Lian tersenyum tipis, senyum yang tak mencapai matanya. "Kembali untuk menagih hutang, Permaisuri." Suaranya lembut, tapi kata-katanya setajam pedang.
"Hutang apa? Aku tidak berhutang apa pun padamu!" bantah Permaisuri, berusaha menyembunyikan kegugupannya.
Lian mendekat, langkahnya ringan namun penuh ancaman. "Benarkah? Bagaimana dengan janji yang kau ucapkan di bawah pohon persik itu? Janji untuk selalu mendukungku, untuk berdiri di sisiku, bahkan jika seluruh dunia menentang?"
Permaisuri Hua terdiam. Kenangan masa lalu menghantamnya seperti ombak ganas. Pohon persik yang mekar penuh, suara tawa muda, dan janji-janji yang terucap dengan tulus. Semuanya tampak begitu jauh, begitu naif.
"Kau tahu apa yang terjadi," bisik Permaisuri akhirnya. "Aku harus melindungi diri sendiri. Aku harus bertahan hidup."
"Bertahan hidup dengan mengkhianatiku? Dengan membiarkan aku dikhianati oleh mereka yang seharusnya setia?" Lian mengangkat tangannya, menyentuh pipi Permaisuri. Sentuhannya lembut, hampir seperti belaian, namun membuat Permaisuri menggigil. "Kau mencintaiku, Hua, aku tahu itu. Tapi cintamu… cintamu seperti menyentuh api. Hangat, tapi mematikan."
"Aku… aku tidak punya pilihan!" air mata mulai mengalir di pipi Permaisuri. "Aku mencintaimu lebih dari apa pun, tapi kekuasaan…"
Lian melepaskan sentuhannya. "Kekuasaan… Kau selalu menginginkannya, bukan? Bahkan sebelum kau bertemu denganku. Kau menggunakan cintaku, menggunakan kesetiaanku, untuk mencapai tujuanmu."
Permaisuri Hua menatap Lian dengan putus asa. "Itu tidak benar! Aku…"
Lian memotong perkataannya. "Kau pikir aku tidak tahu? Aku tahu sejak awal. Aku melihatnya di matamu, di setiap gerakanmu. Aku tahu kau hanya memanfaatkanku."

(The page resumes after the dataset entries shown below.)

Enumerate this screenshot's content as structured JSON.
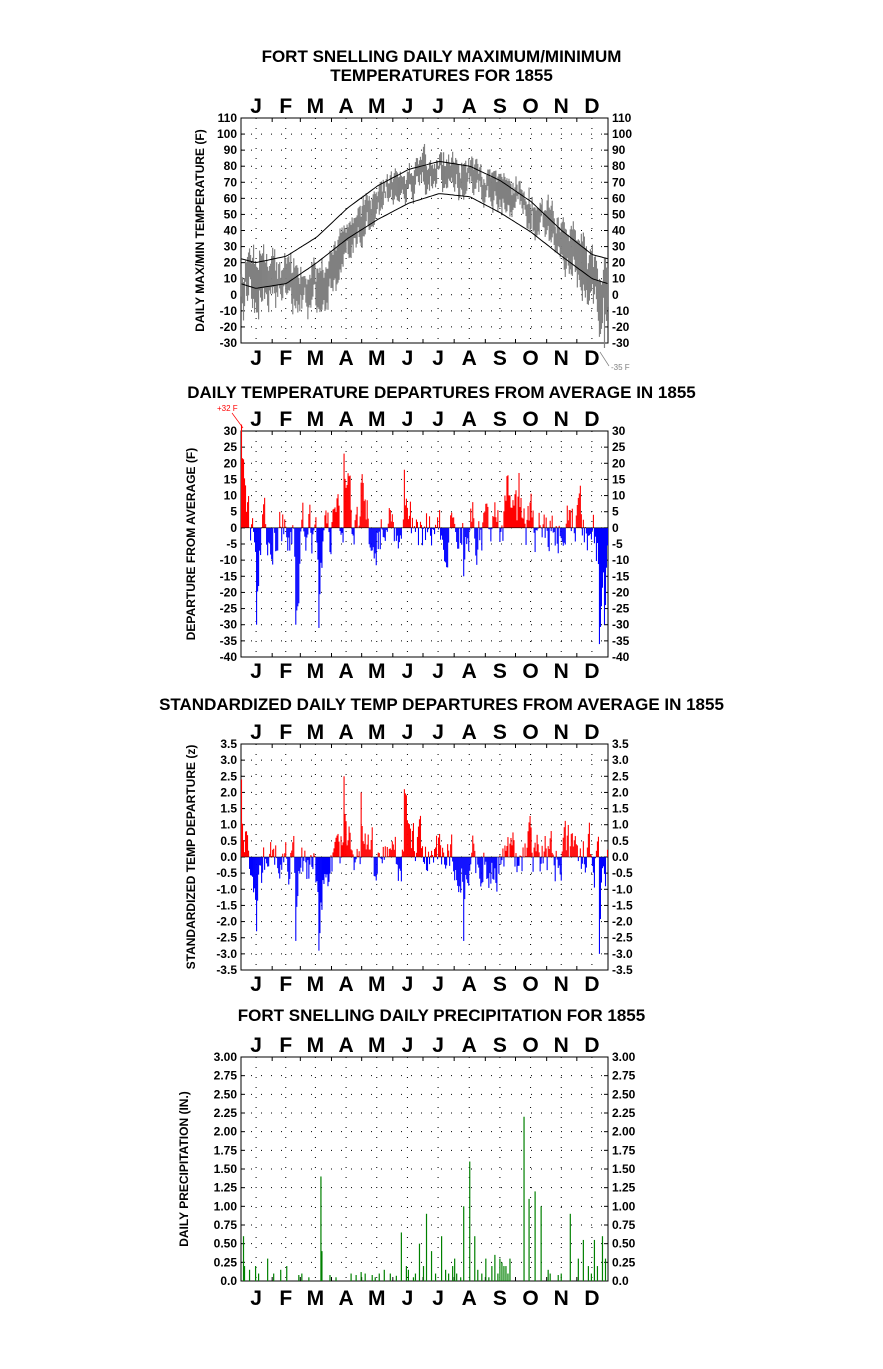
{
  "page": {
    "titles": [
      "FORT SNELLING DAILY MAXIMUM/MINIMUM",
      "TEMPERATURES FOR 1855",
      "DAILY TEMPERATURE DEPARTURES FROM AVERAGE IN 1855",
      "STANDARDIZED DAILY TEMP DEPARTURES FROM AVERAGE IN 1855",
      "FORT SNELLING DAILY PRECIPITATION FOR 1855"
    ]
  },
  "months": [
    "J",
    "F",
    "M",
    "A",
    "M",
    "J",
    "J",
    "A",
    "S",
    "O",
    "N",
    "D"
  ],
  "colors": {
    "series_daily": "#808080",
    "normals": "#000000",
    "above": "#ff0000",
    "below": "#0000ff",
    "precip": "#008000",
    "grid": "#000000",
    "note": "#ff0000"
  },
  "chart_data": [
    {
      "type": "line",
      "title": "FORT SNELLING DAILY MAXIMUM/MINIMUM TEMPERATURES FOR 1855",
      "ylabel": "DAILY MAX/MIN TEMPERATURE (F)",
      "xlabel": "",
      "x_ticks": [
        "J",
        "F",
        "M",
        "A",
        "M",
        "J",
        "J",
        "A",
        "S",
        "O",
        "N",
        "D"
      ],
      "ylim": [
        -30,
        110
      ],
      "yticks": [
        -30,
        -20,
        -10,
        0,
        10,
        20,
        30,
        40,
        50,
        60,
        70,
        80,
        90,
        100,
        110
      ],
      "grid": "dotted",
      "annotations": [
        {
          "text": "-35 F"
        }
      ],
      "series": [
        {
          "name": "",
          "kind": "daily max/min band",
          "monthly_high_approx": [
            38,
            30,
            30,
            60,
            80,
            85,
            92,
            88,
            82,
            70,
            58,
            35
          ],
          "monthly_low_approx": [
            -20,
            -15,
            -20,
            15,
            40,
            55,
            62,
            58,
            48,
            35,
            15,
            -30
          ]
        },
        {
          "name": "",
          "kind": "normal max",
          "monthly_values": [
            20,
            24,
            36,
            54,
            68,
            78,
            83,
            80,
            71,
            58,
            40,
            25
          ]
        },
        {
          "name": "",
          "kind": "normal min",
          "monthly_values": [
            4,
            7,
            20,
            35,
            47,
            57,
            63,
            61,
            51,
            39,
            24,
            10
          ]
        }
      ]
    },
    {
      "type": "bar",
      "title": "DAILY TEMPERATURE DEPARTURES FROM AVERAGE IN 1855",
      "ylabel": "DEPARTURE FROM AVERAGE (F)",
      "xlabel": "",
      "x_ticks": [
        "J",
        "F",
        "M",
        "A",
        "M",
        "J",
        "J",
        "A",
        "S",
        "O",
        "N",
        "D"
      ],
      "ylim": [
        -40,
        30
      ],
      "yticks": [
        -40,
        -35,
        -30,
        -25,
        -20,
        -15,
        -10,
        -5,
        0,
        5,
        10,
        15,
        20,
        25,
        30
      ],
      "grid": "dotted",
      "annotations": [
        {
          "text": "+32 F"
        }
      ],
      "series": [
        {
          "name": "",
          "note": "daily departure; above-average days drawn red, below-average blue",
          "sample_values": [
            {
              "day": 1,
              "value": 32
            },
            {
              "day": 16,
              "value": -30
            },
            {
              "day": 55,
              "value": -30
            },
            {
              "day": 78,
              "value": -31
            },
            {
              "day": 103,
              "value": 23
            },
            {
              "day": 108,
              "value": 16
            },
            {
              "day": 120,
              "value": 14
            },
            {
              "day": 163,
              "value": 18
            },
            {
              "day": 222,
              "value": -15
            },
            {
              "day": 265,
              "value": 16
            },
            {
              "day": 277,
              "value": 17
            },
            {
              "day": 357,
              "value": -36
            },
            {
              "day": 362,
              "value": -30
            }
          ]
        }
      ]
    },
    {
      "type": "bar",
      "title": "STANDARDIZED DAILY TEMP DEPARTURES FROM AVERAGE IN 1855",
      "ylabel": "STANDARDIZED TEMP DEPARTURE (z)",
      "xlabel": "",
      "x_ticks": [
        "J",
        "F",
        "M",
        "A",
        "M",
        "J",
        "J",
        "A",
        "S",
        "O",
        "N",
        "D"
      ],
      "ylim": [
        -3.5,
        3.5
      ],
      "yticks": [
        "-3.5",
        "-3.0",
        "-2.5",
        "-2.0",
        "-1.5",
        "-1.0",
        "-0.5",
        "0.0",
        "0.5",
        "1.0",
        "1.5",
        "2.0",
        "2.5",
        "3.0",
        "3.5"
      ],
      "grid": "dotted",
      "series": [
        {
          "name": "",
          "note": "standardized daily departure; above red, below blue",
          "sample_values": [
            {
              "day": 1,
              "value": 2.4
            },
            {
              "day": 16,
              "value": -2.3
            },
            {
              "day": 55,
              "value": -2.6
            },
            {
              "day": 78,
              "value": -2.9
            },
            {
              "day": 103,
              "value": 2.5
            },
            {
              "day": 120,
              "value": 2.0
            },
            {
              "day": 163,
              "value": 2.1
            },
            {
              "day": 222,
              "value": -2.6
            },
            {
              "day": 357,
              "value": -3.0
            }
          ]
        }
      ]
    },
    {
      "type": "bar",
      "title": "FORT SNELLING DAILY PRECIPITATION FOR 1855",
      "ylabel": "DAILY PRECIPITATION (IN.)",
      "xlabel": "",
      "x_ticks": [
        "J",
        "F",
        "M",
        "A",
        "M",
        "J",
        "J",
        "A",
        "S",
        "O",
        "N",
        "D"
      ],
      "ylim": [
        0,
        3.0
      ],
      "yticks": [
        "0.0",
        "0.25",
        "0.50",
        "0.75",
        "1.00",
        "1.25",
        "1.50",
        "1.75",
        "2.00",
        "2.25",
        "2.50",
        "2.75",
        "3.00"
      ],
      "grid": "dotted",
      "series": [
        {
          "name": "",
          "days": [
            3,
            4,
            9,
            15,
            18,
            27,
            33,
            40,
            46,
            58,
            61,
            68,
            80,
            81,
            89,
            95,
            110,
            115,
            120,
            124,
            131,
            134,
            138,
            143,
            149,
            155,
            160,
            165,
            167,
            172,
            174,
            178,
            182,
            185,
            190,
            194,
            200,
            204,
            207,
            211,
            213,
            215,
            219,
            222,
            228,
            233,
            236,
            240,
            244,
            247,
            250,
            253,
            256,
            258,
            260,
            262,
            264,
            266,
            268,
            282,
            287,
            293,
            299,
            306,
            308,
            316,
            319,
            328,
            336,
            341,
            346,
            349,
            352,
            355,
            360,
            363
          ],
          "values": [
            0.6,
            0.2,
            0.15,
            0.2,
            0.1,
            0.3,
            0.1,
            0.15,
            0.2,
            0.08,
            0.1,
            0.05,
            1.4,
            0.4,
            0.08,
            0.05,
            0.1,
            0.08,
            0.12,
            0.1,
            0.08,
            0.05,
            0.1,
            0.15,
            0.1,
            0.07,
            0.65,
            0.2,
            0.15,
            0.05,
            0.1,
            0.5,
            0.2,
            0.9,
            0.4,
            0.1,
            0.6,
            0.15,
            0.1,
            0.2,
            0.3,
            0.1,
            0.05,
            1.0,
            1.6,
            0.6,
            0.15,
            0.1,
            0.3,
            0.05,
            0.2,
            0.35,
            0.1,
            0.3,
            0.25,
            0.2,
            0.2,
            0.1,
            0.3,
            2.2,
            1.1,
            1.2,
            1.0,
            0.15,
            0.1,
            0.08,
            0.1,
            0.9,
            0.3,
            0.55,
            0.2,
            0.1,
            0.55,
            0.2,
            0.6,
            0.3
          ]
        }
      ]
    }
  ]
}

Permaisuri Hua terisak. "Kenapa? Kenapa kau tidak menghentikanku?"
Lian tersenyum getir. "Karena aku mencintaimu, Hua. Aku terlalu mencintaimu. Aku rela memberikan segalanya untukmu, bahkan nyawaku sendiri." Dia berbalik, berjalan menuju pintu keluar. "Tapi sekarang… sekarang hutangmu sudah lunas."
Saat Lian menghilang di balik bayangan, Permaisuri Hua berlutut di lantai, menangis tersedu-sedu. Dia kira dia yang memegang kendali, dia kira dia yang menang. Tapi dia salah. Lian, sang korban, ternyata adalah dalang dari seluruh permainan ini. Dia membiarkan dirinya dikorbankan demi melihat sejauh mana Permaisuri Hua akan pergi.
Di kejauhan, terdengar suara burung hantu memecah kesunyian malam. Sebuah peringatan, sebuah pertanda buruk. Permaisuri Hua akhirnya mengerti. Dia tidak pernah menang. Dia hanyalah bidak dalam permainan yang jauh lebih besar, permainan yang Lian rancang dengan sangat cermat. Dan sekarang, gilirannya untuk membayar.
Lian tidak kembali untuk merebut tahta. Ia kembali untuk merebut jiwanya.